African leaders such as Tengo Jabavu, together with African political organisations in the Cape Colony, Transvaal and Orange Free State, opposed the Union of South Africa . They all sent their petitions to King Edward VII of England.

The Anti-Slavery Society in Britain also opposed the union of the British colonies.

In 1909 there were more than five million Africans in South Africa, but the union of the colonies was meant to benefit 349834 colonial settlers. The indigenous African majority was ignored and remained helpless spectators as their tragedy was unfolding before them.

Yet today, one hundred years after this tragedy, there are some African leaders who are celebrating and eulogising the economic slavery, social degradation and land dispossession of African people that stem directly from the Union of South Africa.

After consolidating their imperialist grip, the colonialists treated the African country as terra nullius and res nullius - literally empty land belonging to nobody.

Britain smuggled this union of colonies into the League of Nations in 1919. In 1931 it granted it so-called "dominion status", a term that does not exist in international law. It got the Union of South Africa to the United Nations in 1945 and paraded it as a "sovereign independent state".

This act of Britain was a desperate colonial attempt to transfer an African country to colonial settlers. This was in violation of the principle of the old law of nations that "natural reason concedes ownership to the first occupier".

Furthermore it is an established fact of international law that if a state transfers a territory, the legality of the transfer depends on the title it holds. If it is defective, the title of the state to which it is being transferred or ceded will be vitiated by the defect.

South Africa was kicked out of the UN through lobbying and campaigning by the Pan Africanist Congress.

As Tom Lodge put it: "In November 1974 the PAC lobbyists succeeded in obtaining the expulsion of South Africa from the United Nations and in July 1975 the OAU Kampala meeting adopted as official policy a long document prepared by the PAC arguing for the illegality of South Africa's status."

Peace and reconciliation have lost their meaning in South Africa. They now mean appeasement, justice and pandering to the arrogance of Eurocentric forces.

This country must not live a lie that lulls it into a false sense of security. Only truth and justice, and not tricks and hypocrisy can liberate this country. Africans must stop celebrating colonial history.

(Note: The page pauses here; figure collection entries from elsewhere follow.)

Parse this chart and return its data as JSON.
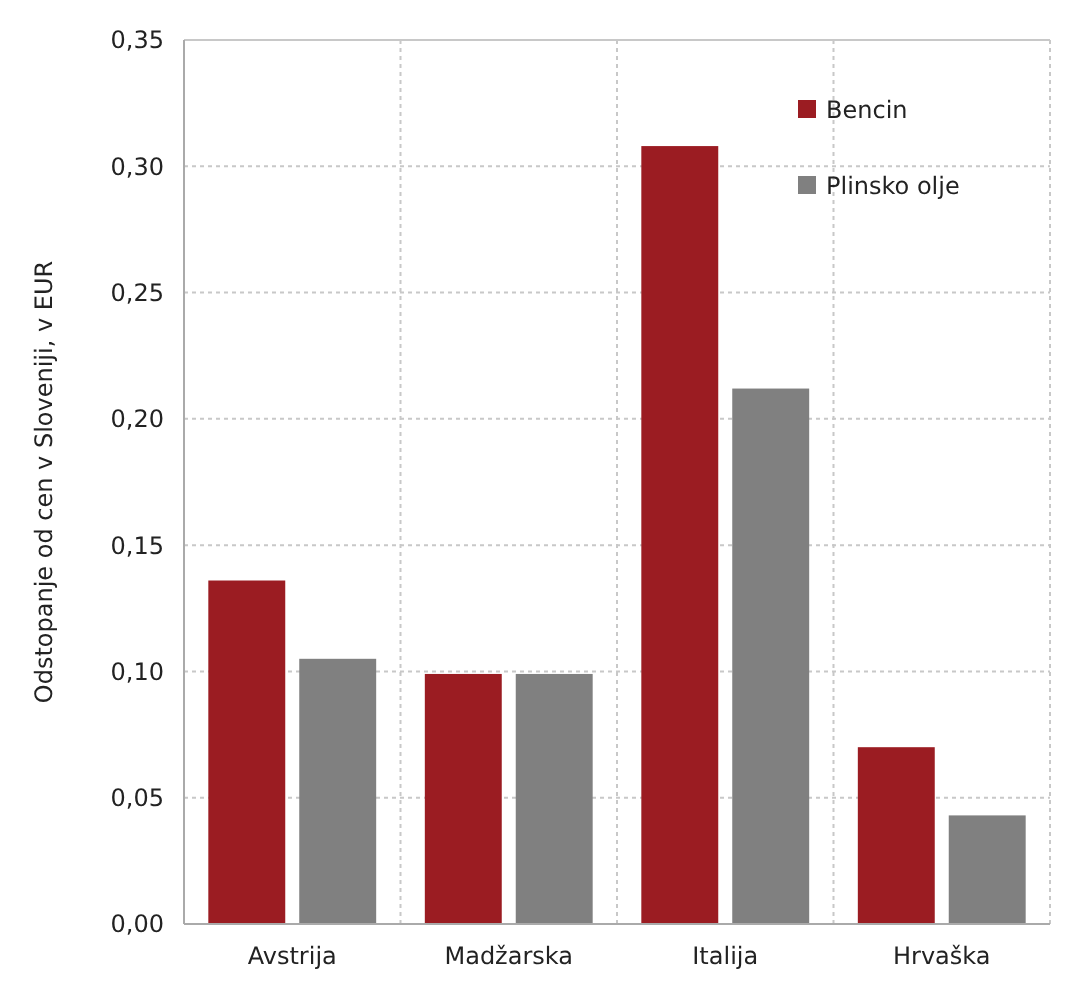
{
  "chart_data": {
    "type": "bar",
    "ylabel": "Odstopanje od cen v Sloveniji, v EUR",
    "categories": [
      "Avstrija",
      "Madžarska",
      "Italija",
      "Hrvaška"
    ],
    "series": [
      {
        "name": "Bencin",
        "color": "#9b1c22",
        "values": [
          0.136,
          0.099,
          0.308,
          0.07
        ]
      },
      {
        "name": "Plinsko olje",
        "color": "#808080",
        "values": [
          0.105,
          0.099,
          0.212,
          0.043
        ]
      }
    ],
    "ylim": [
      0,
      0.35
    ],
    "yticks": [
      {
        "value": 0,
        "label": "0,00"
      },
      {
        "value": 0.05,
        "label": "0,05"
      },
      {
        "value": 0.1,
        "label": "0,10"
      },
      {
        "value": 0.15,
        "label": "0,15"
      },
      {
        "value": 0.2,
        "label": "0,20"
      },
      {
        "value": 0.25,
        "label": "0,25"
      },
      {
        "value": 0.3,
        "label": "0,30"
      },
      {
        "value": 0.35,
        "label": "0,35"
      }
    ],
    "grid": true,
    "legend": "top right"
  }
}
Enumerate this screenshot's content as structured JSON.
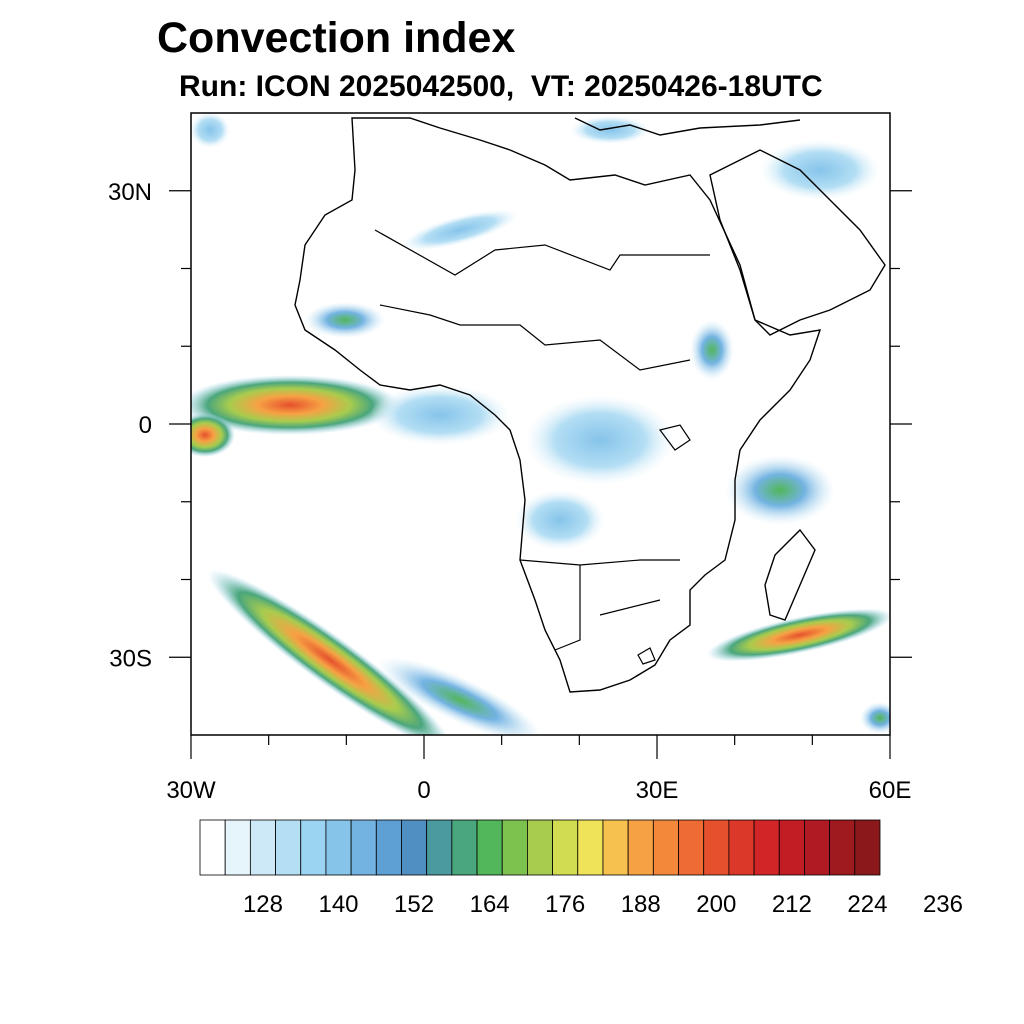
{
  "title": "Convection index",
  "subtitle": "Run: ICON 2025042500,  VT: 20250426-18UTC",
  "map": {
    "region": "Africa",
    "lon_range": [
      -30,
      60
    ],
    "lat_range": [
      -40,
      40
    ],
    "x_ticks": [
      "30W",
      "0",
      "30E",
      "60E"
    ],
    "y_ticks": [
      "30N",
      "0",
      "30S"
    ],
    "coastline_color": "#000000"
  },
  "colorbar": {
    "labels": [
      "128",
      "140",
      "152",
      "164",
      "176",
      "188",
      "200",
      "212",
      "224",
      "236"
    ],
    "colors": [
      "#ffffff",
      "#e6f4fb",
      "#cde9f7",
      "#b3def4",
      "#9bd3f2",
      "#86c4ea",
      "#73b3e2",
      "#5e9fd4",
      "#4f8fc1",
      "#4a9aa0",
      "#4aa67d",
      "#52b65a",
      "#7dc24f",
      "#a8cc4e",
      "#d2dc50",
      "#efe35a",
      "#f6c14f",
      "#f6a244",
      "#f3883a",
      "#ee6b33",
      "#e6502d",
      "#dc382a",
      "#d22527",
      "#c21c25",
      "#b01a22",
      "#9e1a1f",
      "#8b191c"
    ]
  }
}
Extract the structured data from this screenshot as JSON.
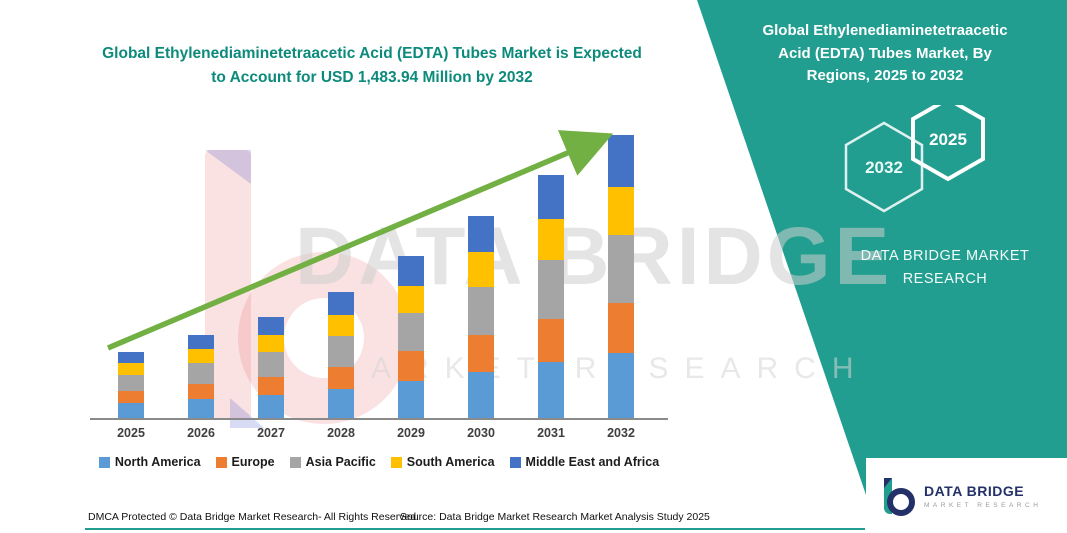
{
  "page": {
    "headline": "Global Ethylenediaminetetraacetic Acid (EDTA) Tubes Market is Expected to Account for USD 1,483.94 Million by 2032",
    "footer": {
      "dmca": "DMCA Protected © Data Bridge Market Research-  All Rights Reserved.",
      "source": "Source: Data Bridge Market Research  Market Analysis Study 2025"
    }
  },
  "side_panel": {
    "title": "Global Ethylenediaminetetraacetic Acid (EDTA) Tubes Market, By Regions, 2025 to 2032",
    "hexagons": [
      "2032",
      "2025"
    ],
    "brand": "DATA BRIDGE MARKET RESEARCH",
    "accent_color": "#219E90"
  },
  "watermark": {
    "line1": "DATA BRIDGE",
    "line2": "MARKET RESEARCH"
  },
  "logo": {
    "name": "DATA BRIDGE",
    "subtitle": "MARKET RESEARCH"
  },
  "chart_data": {
    "type": "bar",
    "stacked": true,
    "title": "Global Ethylenediaminetetraacetic Acid (EDTA) Tubes Market, By Regions, 2025 to 2032",
    "categories": [
      "2025",
      "2026",
      "2027",
      "2028",
      "2029",
      "2030",
      "2031",
      "2032"
    ],
    "series": [
      {
        "name": "North America",
        "color": "#5B9BD5",
        "values": [
          15,
          19,
          23,
          29,
          37,
          46,
          55,
          64
        ]
      },
      {
        "name": "Europe",
        "color": "#ED7D31",
        "values": [
          12,
          15,
          18,
          22,
          29,
          36,
          43,
          50
        ]
      },
      {
        "name": "Asia Pacific",
        "color": "#A5A5A5",
        "values": [
          16,
          20,
          24,
          30,
          38,
          48,
          58,
          67
        ]
      },
      {
        "name": "South America",
        "color": "#FFC000",
        "values": [
          11,
          14,
          17,
          21,
          27,
          34,
          41,
          48
        ]
      },
      {
        "name": "Middle East and Africa",
        "color": "#4472C4",
        "values": [
          11,
          14,
          18,
          23,
          29,
          36,
          43,
          51
        ]
      }
    ],
    "units": "relative height (y-axis unlabeled in figure)",
    "xlabel": "",
    "ylabel": "",
    "grid": false,
    "legend_position": "bottom",
    "trend_arrow": {
      "present": true,
      "color": "#72B043",
      "direction": "up-right"
    }
  }
}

They must stop dancing on the graves of their ancestors.

The time has come for the dispossessed victims of the Union of South Africa, as Mangaliso Robert Sobukwe put it, "to remember the men and women who begot us, to remind ourselves of where we come from and to restate our goals . to draw inspiration from the heroes of Thaba Bosiu, Isandlwana, Sandile's Kop, Keiskammahoek and numerous battlefields where our forefathers fell before the bullets of the invader. We must commence the tremendous task of rebuilding the broken walls of Africa".